The article is noticeably silent on more troublesome items — African masks, ceremonial spears, artefacts used in prayer and religious ritual — which might actually cause offence, while condemning such soft targets as pineapples: ‘Anyone trying to incorporate another culture should ask themselves some big questions when, say, adding that Hawaiian pineapple into a design.’

Why not go the whole hog — sorry, the whole tofu sausage — and ban images of any fruit or foliage not native to the British Isles? So, no tropical prints — bananas, palm leaves, bamboo — and no novelty ice buckets in the shape of watermelons or coconuts. I once interviewed a designer who printed her wallpaper patterns using the cut side of a potato. Well, that’s definitely dodgy. Potatoes are plunder from the New World. Repatriate the potato!

The article doesn’t mention, but perhaps it goes without saying, that animalia is out. No zebra-skin rugs, no leopard-print sofas, no taxidermy, no hunting trophies. No antlers, tusks, peacock feathers or elephant-foot umbrella stands. Definitely no still-life paintings of gamey carnage. No novelty needle-point cushions of foxes in hunting jackets. No fishing flies in glass-fronted cases. No leather-topped desks. No woollen throws or sheepskin mats.

The wool thing is strange. A recent article in a Sunday supplement about ‘the vegan home’ squirmed over the ethics of wool and cashmere. I’ve seen sheep sheared. Off they pop, a little chilly and abashed, as if they’ve just had their trousers pulled down in the playground, but otherwise unharmed.

Beware, too, the bear-traps of fabric and pattern: ikats, batiks, kilims, paisleys and, if you’re doing up a home south of Hadrian’s Wall, tartans. Avoid exotica and think twice before you tiki the kitchen. Do not ‘shop the world’. I am reminded of the (less than diplomatic) Foreign Office joke that you can tell a woman’s first posting by her crockery and a man’s first posting by his wife.

What then would the inspirational, yet indigenous, great British interior look like? Walls by William Morris, fabrics by Cath Kidston. Staffordshire spaniels on the windowsill, Emma Bridgewater mugs on the dresser, framed Tottering-by-Gently cartoons in the downstairs loo. A pinboard pastiche of Merrie England? Not so fast. The person who splutters over a pineapple will wince at Jubilee biscuit tins (monarchist) and Union Jack tea cosies (nationalist, imperialist). All a bit, you know, Brexit-y. To be on the safe side, paint it all greige and hang your hair-shirt as an objet d’art.

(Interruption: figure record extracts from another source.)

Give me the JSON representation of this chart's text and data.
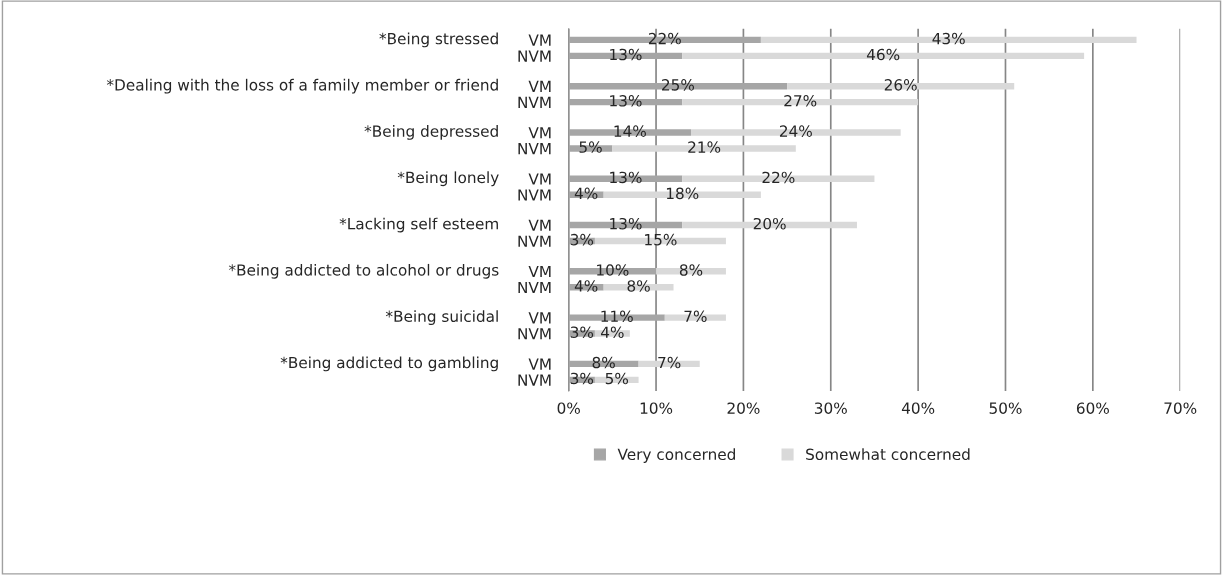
{
  "chart_data": {
    "type": "bar",
    "orientation": "horizontal",
    "stacked": true,
    "categories": [
      "VM",
      "NVM",
      "VM",
      "NVM",
      "VM",
      "NVM",
      "VM",
      "NVM",
      "VM",
      "NVM",
      "VM",
      "NVM",
      "VM",
      "NVM",
      "VM",
      "NVM"
    ],
    "series": [
      {
        "name": "Very concerned",
        "color": "#a6a6a6",
        "values": [
          22,
          13,
          25,
          13,
          14,
          5,
          13,
          4,
          13,
          3,
          10,
          4,
          11,
          3,
          8,
          3
        ],
        "value_labels": [
          "22%",
          "13%",
          "25%",
          "13%",
          "14%",
          "5%",
          "13%",
          "4%",
          "13%",
          "3%",
          "10%",
          "4%",
          "11%",
          "3%",
          "8%",
          "3%"
        ]
      },
      {
        "name": "Somewhat concerned",
        "color": "#d9d9d9",
        "values": [
          43,
          46,
          26,
          27,
          24,
          21,
          22,
          18,
          20,
          15,
          8,
          8,
          7,
          4,
          7,
          5
        ],
        "value_labels": [
          "43%",
          "46%",
          "26%",
          "27%",
          "24%",
          "21%",
          "22%",
          "18%",
          "20%",
          "15%",
          "8%",
          "8%",
          "7%",
          "4%",
          "7%",
          "5%"
        ]
      }
    ],
    "annotations": [
      "*Being stressed",
      "*Dealing with the loss of a family member or friend",
      "*Being depressed",
      "*Being lonely",
      "*Lacking self esteem",
      "*Being addicted to alcohol or drugs",
      "*Being suicidal",
      "*Being addicted to gambling"
    ],
    "xlim": [
      0,
      70
    ],
    "xticks": [
      {
        "value": 0,
        "label": "0%"
      },
      {
        "value": 10,
        "label": "10%"
      },
      {
        "value": 20,
        "label": "20%"
      },
      {
        "value": 30,
        "label": "30%"
      },
      {
        "value": 40,
        "label": "40%"
      },
      {
        "value": 50,
        "label": "50%"
      },
      {
        "value": 60,
        "label": "60%"
      },
      {
        "value": 70,
        "label": "70%"
      }
    ],
    "grid": "x",
    "legend": "bottom"
  }
}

We talk of having a tin ear. What about a tin eye? Once you start chucking out the culturally inappropriate chintz, where do you stop? Burn the Brighton Pavilion! Board up the Chinese pagoda at Kew! Raze the Guildhall to the ground! The history of British art and architecture is one of unrepentant plunder: Chinoiserie, Japonisme, Nile Style, Greek Revival, Regency Rajasthani, Ruskinian Romanesque.

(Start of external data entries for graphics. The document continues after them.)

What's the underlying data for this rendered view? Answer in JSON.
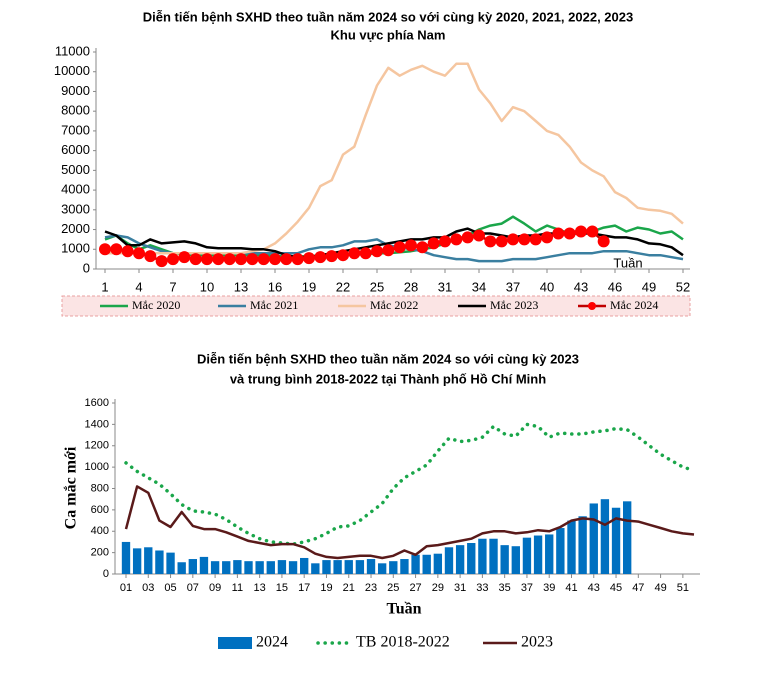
{
  "chart_data": [
    {
      "type": "line",
      "title": "Diễn tiến bệnh SXHD theo tuần năm 2024 so với cùng kỳ 2020, 2021, 2022, 2023",
      "subtitle": "Khu vực phía Nam",
      "x_label": "Tuần",
      "x": [
        1,
        2,
        3,
        4,
        5,
        6,
        7,
        8,
        9,
        10,
        11,
        12,
        13,
        14,
        15,
        16,
        17,
        18,
        19,
        20,
        21,
        22,
        23,
        24,
        25,
        26,
        27,
        28,
        29,
        30,
        31,
        32,
        33,
        34,
        35,
        36,
        37,
        38,
        39,
        40,
        41,
        42,
        43,
        44,
        45,
        46,
        47,
        48,
        49,
        50,
        51,
        52
      ],
      "xlim": [
        1,
        52
      ],
      "xticks": [
        1,
        4,
        7,
        10,
        13,
        16,
        19,
        22,
        25,
        28,
        31,
        34,
        37,
        40,
        43,
        46,
        49,
        52
      ],
      "ylim": [
        0,
        11000
      ],
      "yticks": [
        0,
        1000,
        2000,
        3000,
        4000,
        5000,
        6000,
        7000,
        8000,
        9000,
        10000,
        11000
      ],
      "legend": "bottom",
      "series": [
        {
          "name": "Mắc 2020",
          "color": "#1aa64a",
          "values": [
            1500,
            1700,
            1300,
            1000,
            1200,
            1000,
            800,
            750,
            700,
            700,
            700,
            700,
            700,
            700,
            700,
            650,
            650,
            650,
            650,
            700,
            700,
            700,
            750,
            750,
            800,
            800,
            850,
            900,
            1000,
            1100,
            1300,
            1500,
            1700,
            2000,
            2200,
            2300,
            2650,
            2300,
            1900,
            2200,
            2000,
            1800,
            2000,
            1900,
            2100,
            2200,
            1900,
            2100,
            2000,
            1800,
            1900,
            1500
          ]
        },
        {
          "name": "Mắc 2021",
          "color": "#3a7fa0",
          "values": [
            1600,
            1700,
            1600,
            1300,
            1100,
            900,
            800,
            800,
            800,
            800,
            800,
            800,
            800,
            800,
            800,
            800,
            800,
            800,
            1000,
            1100,
            1100,
            1200,
            1400,
            1400,
            1500,
            1200,
            1100,
            1000,
            900,
            700,
            600,
            500,
            500,
            400,
            400,
            400,
            500,
            500,
            500,
            600,
            700,
            800,
            800,
            800,
            900,
            900,
            900,
            800,
            700,
            700,
            600,
            500
          ]
        },
        {
          "name": "Mắc 2022",
          "color": "#f5c6a0",
          "values": [
            800,
            800,
            800,
            800,
            800,
            800,
            800,
            800,
            800,
            800,
            800,
            800,
            800,
            900,
            1000,
            1300,
            1800,
            2400,
            3100,
            4200,
            4500,
            5800,
            6200,
            7800,
            9300,
            10200,
            9800,
            10100,
            10300,
            10000,
            9800,
            10400,
            10400,
            9100,
            8400,
            7500,
            8200,
            8000,
            7500,
            7000,
            6800,
            6200,
            5400,
            5000,
            4700,
            3900,
            3600,
            3100,
            3000,
            2950,
            2800,
            2300
          ]
        },
        {
          "name": "Mắc 2023",
          "color": "#000000",
          "values": [
            1900,
            1700,
            1200,
            1200,
            1500,
            1300,
            1350,
            1400,
            1300,
            1100,
            1050,
            1050,
            1050,
            1000,
            1000,
            900,
            700,
            600,
            600,
            700,
            800,
            900,
            1000,
            1100,
            1200,
            1300,
            1400,
            1500,
            1500,
            1600,
            1600,
            1900,
            2050,
            1800,
            1800,
            1700,
            1600,
            1700,
            1700,
            1800,
            1800,
            1800,
            1800,
            1800,
            1700,
            1600,
            1600,
            1500,
            1300,
            1250,
            1100,
            700
          ]
        },
        {
          "name": "Mắc 2024",
          "color": "#ff0000",
          "markers": true,
          "values": [
            1000,
            1000,
            900,
            800,
            650,
            400,
            500,
            600,
            500,
            500,
            500,
            500,
            500,
            500,
            500,
            500,
            500,
            500,
            550,
            600,
            650,
            700,
            800,
            800,
            900,
            950,
            1100,
            1200,
            1100,
            1300,
            1400,
            1500,
            1600,
            1700,
            1400,
            1400,
            1500,
            1500,
            1500,
            1600,
            1800,
            1800,
            1900,
            1900,
            1400,
            null,
            null,
            null,
            null,
            null,
            null,
            null
          ]
        }
      ]
    },
    {
      "type": "bar",
      "title": "Diễn tiến bệnh SXHD theo tuần năm 2024 so với cùng kỳ 2023",
      "subtitle": "và trung bình 2018-2022 tại Thành phố Hồ Chí Minh",
      "x_label": "Tuần",
      "y_label": "Ca mắc mới",
      "x": [
        1,
        2,
        3,
        4,
        5,
        6,
        7,
        8,
        9,
        10,
        11,
        12,
        13,
        14,
        15,
        16,
        17,
        18,
        19,
        20,
        21,
        22,
        23,
        24,
        25,
        26,
        27,
        28,
        29,
        30,
        31,
        32,
        33,
        34,
        35,
        36,
        37,
        38,
        39,
        40,
        41,
        42,
        43,
        44,
        45,
        46,
        47,
        48,
        49,
        50,
        51,
        52
      ],
      "xlim": [
        1,
        52
      ],
      "xticks": [
        {
          "value": 1,
          "label": "01"
        },
        {
          "value": 3,
          "label": "03"
        },
        {
          "value": 5,
          "label": "05"
        },
        {
          "value": 7,
          "label": "07"
        },
        {
          "value": 9,
          "label": "09"
        },
        11,
        13,
        15,
        17,
        19,
        21,
        23,
        25,
        27,
        29,
        31,
        33,
        35,
        37,
        39,
        41,
        43,
        45,
        47,
        49,
        51
      ],
      "ylim": [
        0,
        1600
      ],
      "yticks": [
        0,
        200,
        400,
        600,
        800,
        1000,
        1200,
        1400,
        1600
      ],
      "legend": "bottom",
      "series": [
        {
          "name": "2024",
          "type": "bar",
          "color": "#0070c0",
          "values": [
            300,
            240,
            250,
            220,
            200,
            110,
            140,
            160,
            120,
            120,
            130,
            120,
            120,
            120,
            130,
            120,
            150,
            100,
            130,
            130,
            130,
            130,
            140,
            100,
            120,
            140,
            180,
            180,
            190,
            250,
            270,
            290,
            330,
            330,
            270,
            260,
            340,
            360,
            370,
            430,
            500,
            540,
            660,
            700,
            620,
            680,
            null,
            null,
            null,
            null,
            null,
            null
          ]
        },
        {
          "name": "TB 2018-2022",
          "type": "line",
          "style": "dotted",
          "color": "#1aa64a",
          "values": [
            1040,
            960,
            900,
            840,
            750,
            650,
            590,
            580,
            560,
            510,
            440,
            380,
            330,
            300,
            290,
            280,
            300,
            330,
            380,
            440,
            450,
            500,
            580,
            660,
            800,
            900,
            960,
            1020,
            1150,
            1270,
            1240,
            1250,
            1280,
            1380,
            1310,
            1290,
            1400,
            1380,
            1280,
            1320,
            1310,
            1310,
            1330,
            1340,
            1360,
            1350,
            1280,
            1200,
            1120,
            1060,
            1000,
            970
          ]
        },
        {
          "name": "2023",
          "type": "line",
          "color": "#5a1a1a",
          "values": [
            420,
            820,
            760,
            500,
            440,
            580,
            450,
            420,
            420,
            390,
            350,
            310,
            290,
            270,
            280,
            280,
            250,
            190,
            160,
            150,
            160,
            170,
            170,
            150,
            170,
            220,
            180,
            260,
            270,
            290,
            310,
            330,
            380,
            400,
            400,
            380,
            390,
            410,
            400,
            440,
            500,
            520,
            510,
            460,
            520,
            500,
            490,
            460,
            430,
            400,
            380,
            370
          ]
        }
      ]
    }
  ]
}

I am reaching the limits of my liberal guilt. The other day, when the Today programme discussed the decision of Goldsmiths, University of London, to ban beef from campus, I was frying pancetta to start a bolognese. For the rest of the day I was wretched. Every month I feel more and more like a monster for the way I eat, shop, dress and travel.

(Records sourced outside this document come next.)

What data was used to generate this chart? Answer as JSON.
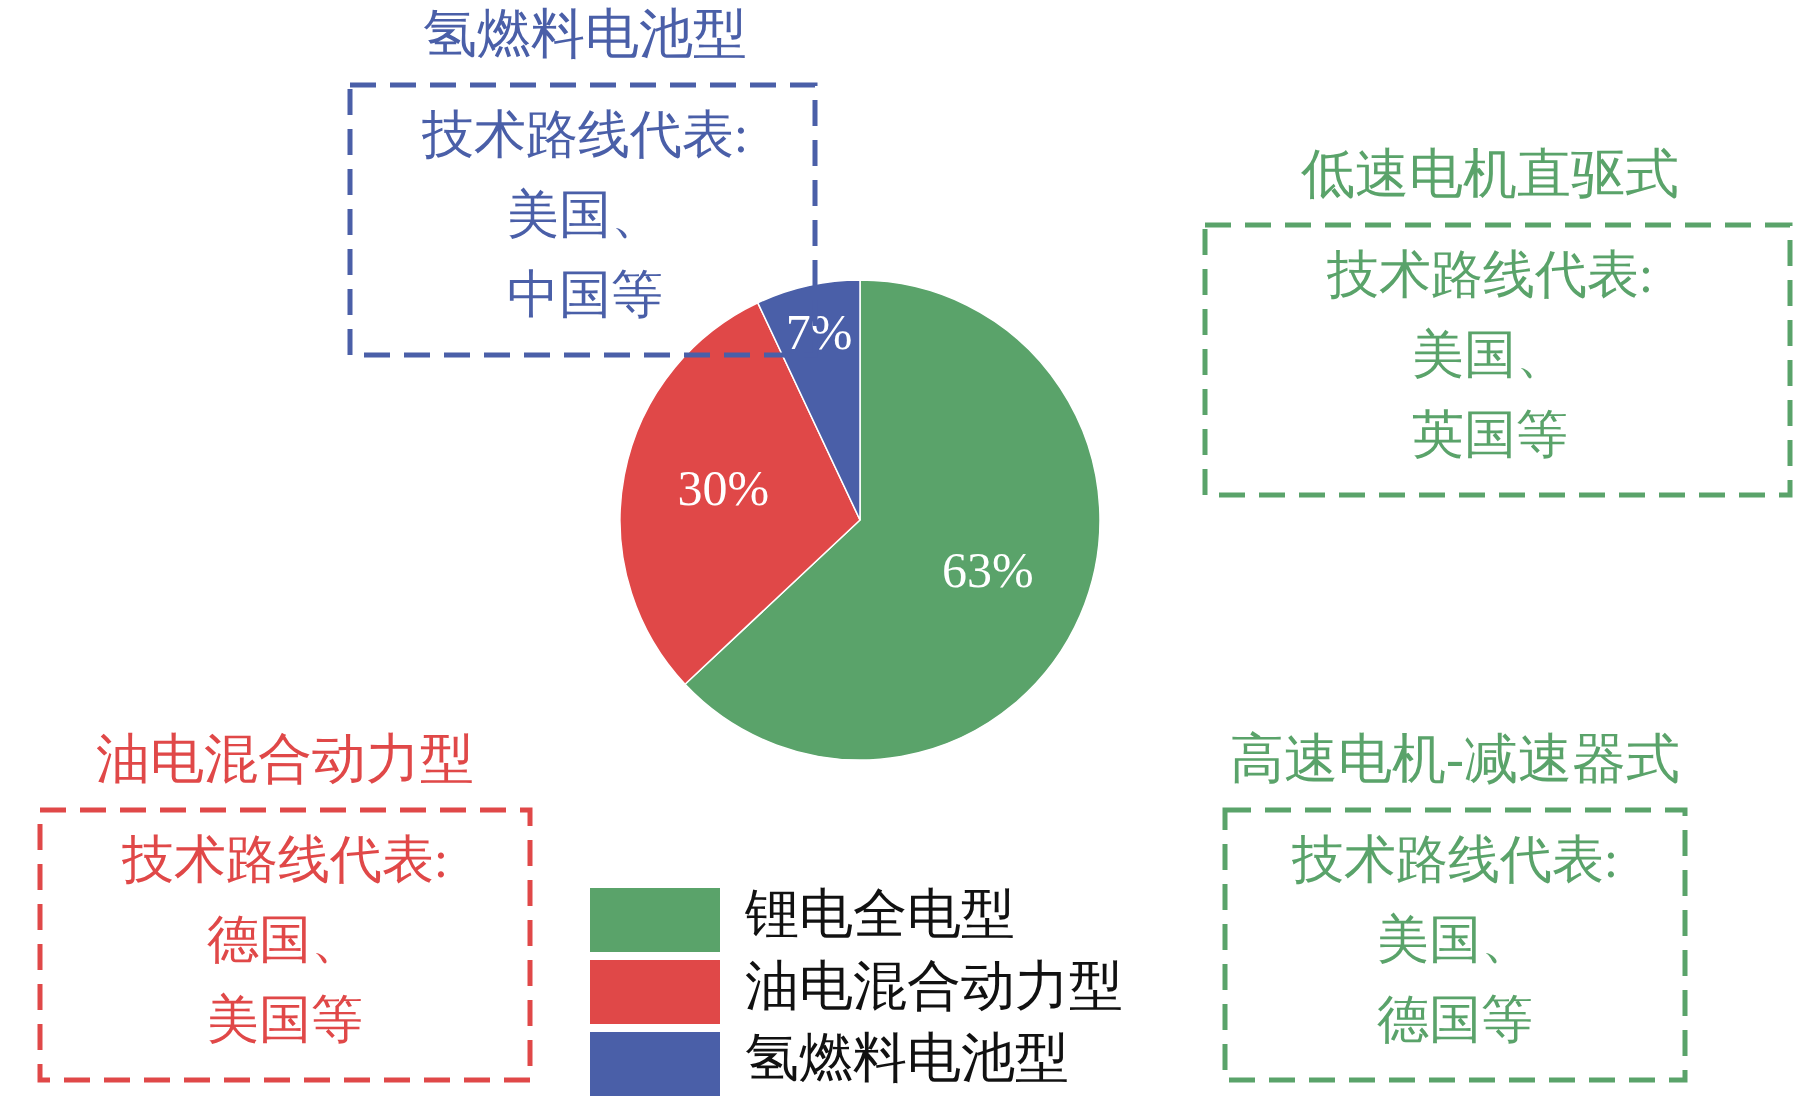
{
  "chart_data": {
    "type": "pie",
    "categories": [
      "锂电全电型",
      "油电混合动力型",
      "氢燃料电池型"
    ],
    "values": [
      63,
      30,
      7
    ],
    "colors": [
      "#5aa36a",
      "#e04848",
      "#4a5fa8"
    ],
    "value_labels": [
      "63%",
      "30%",
      "7%"
    ],
    "legend": "bottom",
    "annotations": [
      "氢燃料电池型",
      "技术路线代表:",
      "美国、",
      "中国等",
      "低速电机直驱式",
      "技术路线代表:",
      "美国、",
      "英国等",
      "油电混合动力型",
      "技术路线代表:",
      "德国、",
      "美国等",
      "高速电机-减速器式",
      "技术路线代表:",
      "美国、",
      "德国等"
    ]
  }
}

My new strategy is this: better belligerence than letting the buggers get you down. When Harry and Meghan announced they were having no more than two children for the sake of the planet, I told my husband: ‘Right, that’s it, we’re having four.’ The first thing I did after reading the ‘When a rug isn’t just a rug: the hidden context behind popular home decor’ article was to Google pineapple door-knockers. (My husband is keener on the knocker plan.)

Call for unity, call for diversity, call for inclusivity, courtesy, kindness, consideration and better conversations. But leave us alone in our homes and keep your judgmental hands off my Japanese tea bowls.